Doctor Forever! focuses on the off-air era of 1989 to 1996, and the soul-destroying insanity of the early nineties, as fans veered from crushing disappointment to crushing disappointment. For every instance of fandom becoming militant there’s another of the BBC performing a banally Orwellian nad-punching exercise. It manages to maintain the balance between light-hearted talking head interviews and interesting new facts until it covers the TV movie, then seems to skip over the following nine years in approximately three minutes.
Hadoke Meets Havoc is very confident in its tone and presentation style. On top of being a one-man-IMDb, Hadoke seems a natural interviewer (possibly helped by his DVD commentary moderation and years of stand-up), and fulfils the ‘Justin Lee-Collins on a quest’ role very well. Crucially, he is also not Justin Lee-Collins, which improves the concept tenfold.
Under the aegis of ‘Getting the HAVOC boys back together’, Hadoke interviews the stunt team about their craft and their work on Doctor Who.
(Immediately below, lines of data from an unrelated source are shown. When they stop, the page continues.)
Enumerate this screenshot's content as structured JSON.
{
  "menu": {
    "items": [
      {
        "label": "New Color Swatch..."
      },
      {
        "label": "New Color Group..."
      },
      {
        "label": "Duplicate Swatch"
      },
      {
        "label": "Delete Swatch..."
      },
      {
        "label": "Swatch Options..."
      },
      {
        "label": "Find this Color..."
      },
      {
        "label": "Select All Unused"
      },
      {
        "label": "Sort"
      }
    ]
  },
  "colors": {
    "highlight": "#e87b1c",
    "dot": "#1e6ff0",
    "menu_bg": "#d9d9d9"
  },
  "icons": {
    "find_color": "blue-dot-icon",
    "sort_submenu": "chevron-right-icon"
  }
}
While HAVOC have been interviewed before on DVDs, this follows on from Hadoke’s interview feature on the re-re-release of Resurrection Of The Daleks by giving time and space to all the surviving members to talk about their careers.
These, however, are the only new features compared to 2006, and while enjoyable, they aren’t necessarily essential (although I’m sure the HAVOC feature will be actively sought out by some). Fortunately, the original release has many highlights in its bonus features. Inferno’s troubled production, with director Douglas Camfield falling ill and the parallel universe subplot being added to stop the story flagging, makes for a satisfying making-of feature, Can You Hear The Earth Scream?
Then we have the commentary, a good-natured natter between the legends that are Nicholas Courtney, Barry Letts and Terrance Dicks, interspersed with the thoughts of the lone Benton. John Levene’s mind given free reign to wander is a Marmite experience (it’s a love/hate thing. Also it’s spreadable), but you can’t deny he’s putting on a unique show.
We also have a 60-second trailer for the next DVD release. It’s ludicrously exciting, though I have a suspicion that the makers of these could make one minute of well-edited footage of eggs into a heady adrenalin rush (if they so desired). On top of this we have the existing extras including a deleted scene, The UNIT Family feature, the introduction to The Pertwee Years VHS and a BBC visual effects promo.
It’s a good package, to be sure, but then again it was seven years ago. Does anyone fancy an egg?
Doctor Who – Inferno Special Edition is out on the 27th May.